A terrestrial Noah's Ark

"This fossil is an 80-million-year-old specimen of an acrodontan in the New World," explains Caldwell. "It's a missing link in the sense of the paleobiogeography and possibly the origins of the group, so it's pretty good evidence to suggest that back in the lower part of the Cretaceous, the southern part of Pangaea was still a kind of single continental chunk."

"This is an Old World lizard in the New World at a time when we weren't expecting to find it." -Michael Caldwell

Distributions of plants and animals from the Late Cretaceous reflect the ancestry of Pangaea when it was whole. "This Gueragama sulamericana fossil indicates that the group is old, that it's probably Southern Pangaean in its origin, and that after the breakup, the acrodontans and chameleon group dominated in the Old World, and the iguanid side arose out of this acrodontan lineage that was left alone in South America," says Caldwell.

"South America remained isolated until about five million years ago. That's when it bumps into North America, and we see this exchange of organisms north and south. It was kind of like a floating Noah's Ark for a very long time, about 100 million years. This is an Old World lizard in the New World at a time when we weren't expecting to find it. It answers a few questions about iguanid lizards and their origin."

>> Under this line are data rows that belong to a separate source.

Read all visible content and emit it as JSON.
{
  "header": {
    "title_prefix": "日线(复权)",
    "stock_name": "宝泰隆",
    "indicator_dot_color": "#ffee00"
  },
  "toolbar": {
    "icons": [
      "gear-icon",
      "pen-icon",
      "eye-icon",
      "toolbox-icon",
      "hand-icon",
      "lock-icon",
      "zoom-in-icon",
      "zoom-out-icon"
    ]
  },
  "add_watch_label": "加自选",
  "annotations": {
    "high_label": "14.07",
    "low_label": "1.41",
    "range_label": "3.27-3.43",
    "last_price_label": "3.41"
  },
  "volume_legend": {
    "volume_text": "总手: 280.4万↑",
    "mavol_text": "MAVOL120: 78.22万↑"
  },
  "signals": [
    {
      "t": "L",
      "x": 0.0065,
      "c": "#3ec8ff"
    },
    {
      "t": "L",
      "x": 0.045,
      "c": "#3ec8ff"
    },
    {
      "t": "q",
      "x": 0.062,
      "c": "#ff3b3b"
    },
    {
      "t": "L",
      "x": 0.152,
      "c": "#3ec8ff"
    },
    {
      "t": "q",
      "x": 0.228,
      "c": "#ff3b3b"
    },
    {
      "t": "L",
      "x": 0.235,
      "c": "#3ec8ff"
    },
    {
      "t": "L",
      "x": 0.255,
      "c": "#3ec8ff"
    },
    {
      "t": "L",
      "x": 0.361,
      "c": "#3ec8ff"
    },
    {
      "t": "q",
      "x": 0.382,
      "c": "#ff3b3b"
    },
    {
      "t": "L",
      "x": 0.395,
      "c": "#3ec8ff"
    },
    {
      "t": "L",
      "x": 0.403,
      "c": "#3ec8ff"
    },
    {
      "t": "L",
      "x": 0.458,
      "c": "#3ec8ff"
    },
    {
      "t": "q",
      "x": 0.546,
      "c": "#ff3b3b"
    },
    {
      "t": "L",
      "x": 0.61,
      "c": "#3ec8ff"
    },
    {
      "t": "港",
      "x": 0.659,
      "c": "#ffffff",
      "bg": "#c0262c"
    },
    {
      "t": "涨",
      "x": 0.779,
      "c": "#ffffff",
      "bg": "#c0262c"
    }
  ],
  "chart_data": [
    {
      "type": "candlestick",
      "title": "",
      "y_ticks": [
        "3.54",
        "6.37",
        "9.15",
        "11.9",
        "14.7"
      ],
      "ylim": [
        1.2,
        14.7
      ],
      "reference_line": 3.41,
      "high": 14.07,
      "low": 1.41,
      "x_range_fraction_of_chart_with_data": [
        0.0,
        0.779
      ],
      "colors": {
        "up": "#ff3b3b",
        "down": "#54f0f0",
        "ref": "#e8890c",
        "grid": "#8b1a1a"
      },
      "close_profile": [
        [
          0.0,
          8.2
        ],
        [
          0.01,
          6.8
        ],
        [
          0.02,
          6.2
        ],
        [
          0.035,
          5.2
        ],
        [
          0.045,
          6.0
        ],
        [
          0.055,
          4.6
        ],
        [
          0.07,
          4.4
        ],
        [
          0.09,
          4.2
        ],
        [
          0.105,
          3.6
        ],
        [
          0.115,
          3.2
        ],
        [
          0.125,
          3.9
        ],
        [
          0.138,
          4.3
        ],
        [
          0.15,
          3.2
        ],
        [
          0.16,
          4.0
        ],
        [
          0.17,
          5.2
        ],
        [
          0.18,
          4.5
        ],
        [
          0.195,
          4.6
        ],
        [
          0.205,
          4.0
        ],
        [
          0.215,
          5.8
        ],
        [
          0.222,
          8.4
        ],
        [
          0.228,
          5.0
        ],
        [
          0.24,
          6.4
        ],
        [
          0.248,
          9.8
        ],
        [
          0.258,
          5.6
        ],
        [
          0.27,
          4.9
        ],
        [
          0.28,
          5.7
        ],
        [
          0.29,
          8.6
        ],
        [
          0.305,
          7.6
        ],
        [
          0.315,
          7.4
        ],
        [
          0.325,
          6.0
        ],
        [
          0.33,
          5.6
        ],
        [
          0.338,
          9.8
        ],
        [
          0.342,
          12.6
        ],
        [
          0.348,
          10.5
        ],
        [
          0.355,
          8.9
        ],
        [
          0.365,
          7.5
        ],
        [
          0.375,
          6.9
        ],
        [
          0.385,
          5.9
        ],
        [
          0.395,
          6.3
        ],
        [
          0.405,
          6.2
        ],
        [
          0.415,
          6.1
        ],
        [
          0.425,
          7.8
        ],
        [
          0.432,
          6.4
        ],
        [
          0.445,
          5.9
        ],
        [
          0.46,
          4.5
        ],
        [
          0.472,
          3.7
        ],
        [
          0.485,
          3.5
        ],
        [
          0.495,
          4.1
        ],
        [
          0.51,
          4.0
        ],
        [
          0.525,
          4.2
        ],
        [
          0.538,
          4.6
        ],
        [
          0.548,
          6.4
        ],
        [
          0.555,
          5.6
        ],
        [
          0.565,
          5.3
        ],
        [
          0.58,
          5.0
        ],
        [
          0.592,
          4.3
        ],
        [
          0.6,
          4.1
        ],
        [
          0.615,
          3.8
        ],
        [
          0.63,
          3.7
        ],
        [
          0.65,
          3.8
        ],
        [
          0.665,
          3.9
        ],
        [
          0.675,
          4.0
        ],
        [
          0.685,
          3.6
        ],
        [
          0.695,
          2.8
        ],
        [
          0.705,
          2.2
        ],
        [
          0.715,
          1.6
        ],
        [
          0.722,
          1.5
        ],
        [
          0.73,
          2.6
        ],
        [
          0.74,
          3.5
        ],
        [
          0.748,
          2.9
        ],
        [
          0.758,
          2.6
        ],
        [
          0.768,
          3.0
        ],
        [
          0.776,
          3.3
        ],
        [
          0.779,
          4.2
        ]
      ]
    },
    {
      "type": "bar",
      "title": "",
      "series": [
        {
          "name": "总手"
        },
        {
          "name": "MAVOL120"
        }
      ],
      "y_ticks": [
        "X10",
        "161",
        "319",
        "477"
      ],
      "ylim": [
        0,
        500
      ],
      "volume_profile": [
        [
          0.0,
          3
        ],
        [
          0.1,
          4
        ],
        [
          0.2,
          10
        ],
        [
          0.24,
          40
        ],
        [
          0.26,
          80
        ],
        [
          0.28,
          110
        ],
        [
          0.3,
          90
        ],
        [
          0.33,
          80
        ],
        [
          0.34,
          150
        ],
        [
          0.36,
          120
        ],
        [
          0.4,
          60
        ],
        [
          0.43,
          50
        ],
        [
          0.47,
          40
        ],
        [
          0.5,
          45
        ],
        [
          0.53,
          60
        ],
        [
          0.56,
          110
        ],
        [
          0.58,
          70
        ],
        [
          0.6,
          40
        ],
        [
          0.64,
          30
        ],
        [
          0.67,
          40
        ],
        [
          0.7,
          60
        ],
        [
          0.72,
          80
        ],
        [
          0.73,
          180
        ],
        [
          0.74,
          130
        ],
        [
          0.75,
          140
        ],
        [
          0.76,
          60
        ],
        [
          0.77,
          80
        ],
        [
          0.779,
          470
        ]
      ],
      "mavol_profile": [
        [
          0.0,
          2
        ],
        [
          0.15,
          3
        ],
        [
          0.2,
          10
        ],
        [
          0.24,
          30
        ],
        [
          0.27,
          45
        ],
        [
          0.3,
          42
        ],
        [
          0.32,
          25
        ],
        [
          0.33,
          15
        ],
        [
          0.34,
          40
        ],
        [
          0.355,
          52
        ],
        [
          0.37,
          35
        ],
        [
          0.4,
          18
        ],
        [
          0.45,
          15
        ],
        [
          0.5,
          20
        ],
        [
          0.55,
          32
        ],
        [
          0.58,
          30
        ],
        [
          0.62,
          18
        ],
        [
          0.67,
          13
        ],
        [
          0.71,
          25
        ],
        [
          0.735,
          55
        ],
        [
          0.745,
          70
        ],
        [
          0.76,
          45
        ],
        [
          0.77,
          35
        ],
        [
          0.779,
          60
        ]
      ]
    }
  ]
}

The study saw the U of A's world-leading paleontology researchers teaming up with scientists in Brazil. Caldwell says of the collaboration, "It's providing an opportunity for our students and research groups to expand our expertise and interests into an ever-increasing diversity of organisms within this group of animals called snakes and lizards."

Tiago Simoes, lead author of the paper, is Caldwell's PhD student and a Vanier scholar. "As with many other scientific findings, this one raises a number of questions we haven't previously considered," says Simoes. "This finding raises a number of biogeographic and faunal turnover questions of great interest to both paleontologists and herpetologists that we hope to answer in the future."

In terms of next steps, Caldwell notes, "Each answer only rattles the questions harder. The evolution of the group is much older than had been previously thought, which means we can push an acrodontan to 80 million years ago in South America. We now need to focus on much older units of rock if we're going to find the next step in the process."

The study, "A stem acrodontan lizard in the Cretaceous of Brazil revises early lizard evolution in Gondwana," was published in Nature Communications, one of the world's top multidisciplinary scientific journals.